Remove linear camera shake.
Using the Bayesian formulation and assuming independence of priors, the posterior probability of the latent image (I) and kernel (K) is given as a function of their prior probability densities and observation (Y).
P(I, K|Y) ~ P(Y|I, K) P(I) P(K)
For regularization, prior information is encoded as a function of various orders of discrete differentials approximated with convolutions. Informally:
P(I) ~ N(I - 0.5, σ0) F(∇I, σ1) N(∇²I, σ2)
P(K) ~ constant
P(Y|I, K) ~ N(convolution(I, K) - Y, σobs)
The first order prior seems to be important in allowing sharpness while making sure flat regions are prioritized. That's why F is a mixture of two Cauchy distributions (see model.py).
Implicit in the above equations, observation standard deviation σobs and first order difference σ1 are hyperparameters with a gamma distributions.
The special feature of this solution is that the kernel is parameterized as a 2D vector, meaning that the camera shake is modeled as a convolution with a line kernel. The kernel parameters are inferred together with the image. (I can't recommend this approach -- the kernel parameter optimization seems slow and unstable.)

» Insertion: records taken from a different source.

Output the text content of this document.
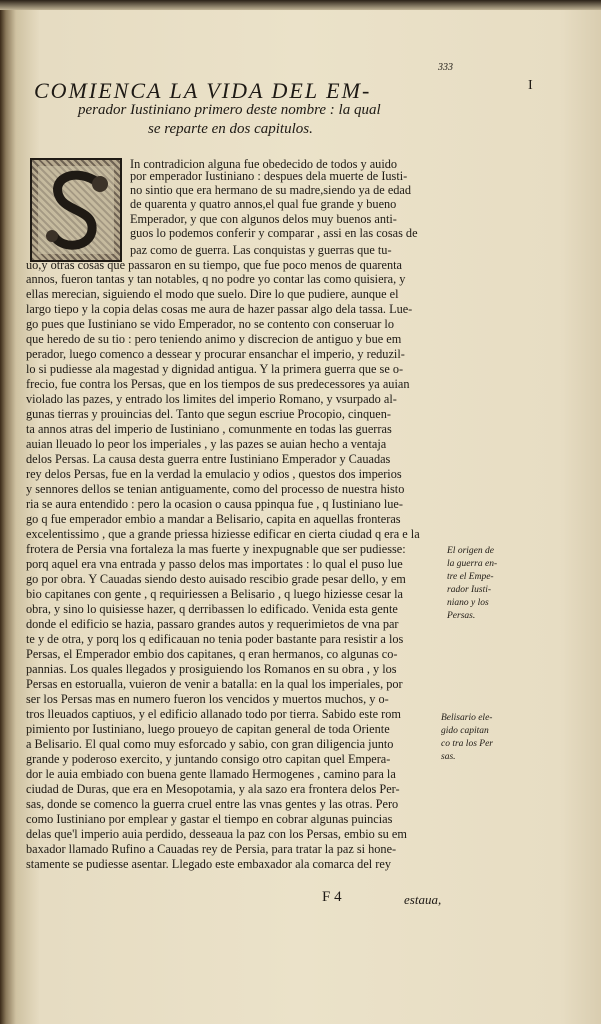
333
I
COMIENCA LA VIDA DEL EM-
perador Iustiniano primero deste nombre : la qual
se reparte en dos capitulos.
In contradicion alguna fue obedecido de todos y auido
por emperador Iustiniano : despues dela muerte de Iusti-
no sintio que era hermano de su madre,siendo ya de edad
de quarenta y quatro annos,el qual fue grande y bueno
Emperador, y que con algunos delos muy buenos anti-
guos lo podemos conferir y comparar , assi en las cosas de
paz como de guerra. Las conquistas y guerras que tu-
uo,y otras cosas que passaron en su tiempo, que fue poco menos de quarenta
annos, fueron tantas y tan notables, q no podre yo contar las como quisiera, y
ellas merecian, siguiendo el modo que suelo. Dire lo que pudiere, aunque el
largo tiepo y la copia delas cosas me aura de hazer passar algo dela tassa. Lue-
go pues que Iustiniano se vido Emperador, no se contento con conseruar lo
que heredo de su tio : pero teniendo animo y discrecion de antiguo y bue em
perador, luego comenco a dessear y procurar ensanchar el imperio, y reduzil-
lo si pudiesse ala magestad y dignidad antigua. Y la primera guerra que se o-
frecio, fue contra los Persas, que en los tiempos de sus predecessores ya auian
violado las pazes, y entrado los limites del imperio Romano, y vsurpado al-
gunas tierras y prouincias del. Tanto que segun escriue Procopio, cinquen-
ta annos atras del imperio de Iustiniano , comunmente en todas las guerras
auian lleuado lo peor los imperiales , y las pazes se auian hecho a ventaja
delos Persas. La causa desta guerra entre Iustiniano Emperador y Cauadas
rey delos Persas, fue en la verdad la emulacio y odios , questos dos imperios
y sennores dellos se tenian antiguamente, como del processo de nuestra histo
ria se aura entendido : pero la ocasion o causa ppinqua fue , q Iustiniano lue-
go q fue emperador embio a mandar a Belisario, capita en aquellas fronteras
excelentissimo , que a grande priessa hiziesse edificar en cierta ciudad q era e la
frotera de Persia vna fortaleza la mas fuerte y inexpugnable que ser pudiesse:
porq aquel era vna entrada y passo delos mas importates : lo qual el puso lue
go por obra. Y Cauadas siendo desto auisado rescibio grade pesar dello, y em
bio capitanes con gente , q requiriessen a Belisario , q luego hiziesse cesar la
obra, y sino lo quisiesse hazer, q derribassen lo edificado. Venida esta gente
donde el edificio se hazia, passaro grandes autos y requerimietos de vna par
te y de otra, y porq los q edificauan no tenia poder bastante para resistir a los
Persas, el Emperador embio dos capitanes, q eran hermanos, co algunas co-
pannias. Los quales llegados y prosiguiendo los Romanos en su obra , y los
Persas en estorualla, vuieron de venir a batalla: en la qual los imperiales, por
ser los Persas mas en numero fueron los vencidos y muertos muchos, y o-
tros lleuados captiuos, y el edificio allanado todo por tierra. Sabido este rom
pimiento por Iustiniano, luego proueyo de capitan general de toda Oriente
a Belisario. El qual como muy esforcado y sabio, con gran diligencia junto
grande y poderoso exercito, y juntando consigo otro capitan quel Empera-
dor le auia embiado con buena gente llamado Hermogenes , camino para la
ciudad de Duras, que era en Mesopotamia, y ala sazo era frontera delos Per-
sas, donde se comenco la guerra cruel entre las vnas gentes y las otras. Pero
como Iustiniano por emplear y gastar el tiempo en cobrar algunas puincias
delas que'l imperio auia perdido, desseaua la paz con los Persas, embio su em
baxador llamado Rufino a Cauadas rey de Persia, para tratar la paz si hone-
stamente se pudiesse asentar. Llegado este embaxador ala comarca del rey
El origen de
la guerra en-
tre el Empe-
rador Iusti-
niano y los
Persas.
Belisario ele-
gido capitan
co tra los Per
sas.
F 4	estaua,
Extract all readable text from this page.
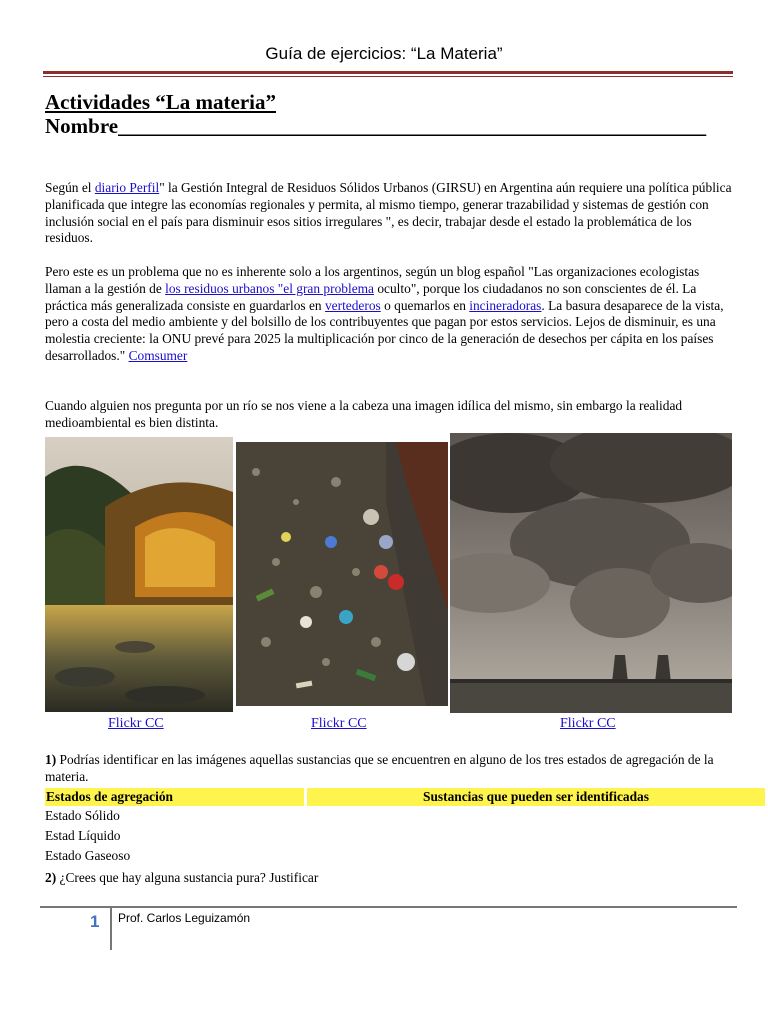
Guía de ejercicios: “La Materia”
Actividades “La materia”
Nombre________________________________________________________
Según el diario Perfil" la Gestión Integral de Residuos Sólidos Urbanos (GIRSU) en Argentina aún requiere una política pública planificada que integre las economías regionales y permita, al mismo tiempo, generar trazabilidad y sistemas de gestión con inclusión social en el país para disminuir esos sitios irregulares ", es decir, trabajar desde el estado la problemática de los residuos.
Pero este es un problema que no es inherente solo a los argentinos, según un blog español "Las organizaciones ecologistas llaman a la gestión de los residuos urbanos "el gran problema oculto", porque los ciudadanos no son conscientes de él. La práctica más generalizada consiste en guardarlos en vertederos o quemarlos en incineradoras. La basura desaparece de la vista, pero a costa del medio ambiente y del bolsillo de los contribuyentes que pagan por estos servicios. Lejos de disminuir, es una molestia creciente: la ONU prevé para 2025 la multiplicación por cinco de la generación de desechos per cápita en los países desarrollados." Comsumer
Cuando alguien nos pregunta por un río se nos viene a la cabeza una imagen idílica del mismo, sin embargo la realidad medioambiental es bien distinta.
Flickr CC	Flickr CC	Flickr CC
1) Podrías identificar en las imágenes aquellas sustancias que se encuentren en alguno de los tres estados de agregación de la materia.
Estados de agregación	Sustancias que pueden ser identificadas
Estado Sólido
Estad Líquido
Estado Gaseoso
2) ¿Crees que hay alguna sustancia pura? Justificar
1 Prof. Carlos Leguizamón
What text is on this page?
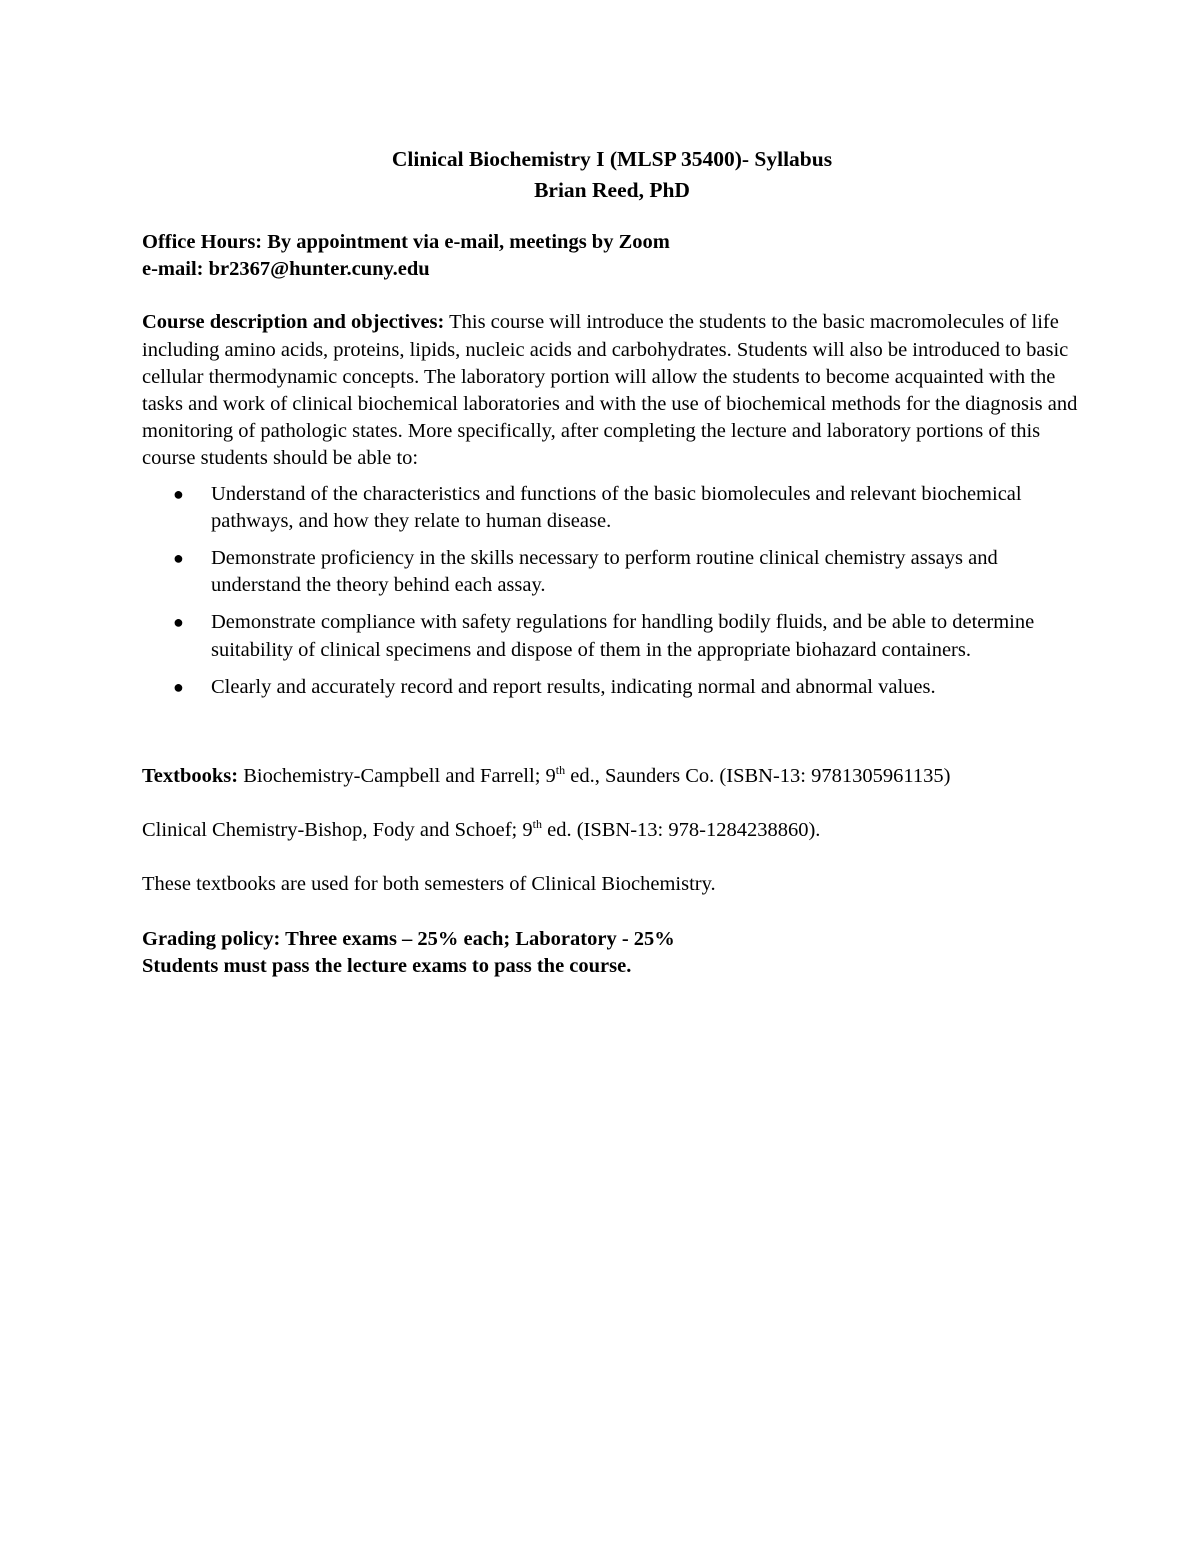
Clinical Biochemistry I (MLSP 35400)- Syllabus
Brian Reed, PhD

Office Hours: By appointment via e-mail, meetings by Zoom

e-mail: br2367@hunter.cuny.edu

Course description and objectives: This course will introduce the students to the basic macromolecules of life including amino acids, proteins, lipids, nucleic acids and carbohydrates. Students will also be introduced to basic cellular thermodynamic concepts. The laboratory portion will allow the students to become acquainted with the tasks and work of clinical biochemical laboratories and with the use of biochemical methods for the diagnosis and monitoring of pathologic states. More specifically, after completing the lecture and laboratory portions of this course students should be able to:

● Understand of the characteristics and functions of the basic biomolecules and relevant biochemical pathways, and how they relate to human disease.
● Demonstrate proficiency in the skills necessary to perform routine clinical chemistry assays and understand the theory behind each assay.
● Demonstrate compliance with safety regulations for handling bodily fluids, and be able to determine suitability of clinical specimens and dispose of them in the appropriate biohazard containers.
● Clearly and accurately record and report results, indicating normal and abnormal values.

Textbooks: Biochemistry-Campbell and Farrell; 9th ed., Saunders Co. (ISBN-13: 9781305961135)

Clinical Chemistry-Bishop, Fody and Schoef; 9th ed. (ISBN-13: 978-1284238860).

These textbooks are used for both semesters of Clinical Biochemistry.

Grading policy: Three exams – 25% each; Laboratory - 25%

Students must pass the lecture exams to pass the course.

The estimate of the image is found in the maximum of the posterior.
Loosely based on, for example:
- Blind image deconvolution: theory and applications
- Shan et al. (2008) -- High-quality motion deblurring from a single image
A library with nice flat surfaces. Camera shake was generated.
Gaussian noise seems to make the model default to flat surfaces in the solution.
Again, with noise and generated camera shake. There are hints of waviness, which I think happen because the mixture prior doesn't expect continuously varying smooth surfaces.
Not bad, but the prior doesn't seem to punish white dots hard enough.
Tweaking the model is finicky. Particularly the prior distribution is difficult to have represent the statistics of real life photos. You might be better off using convolutional neural nets.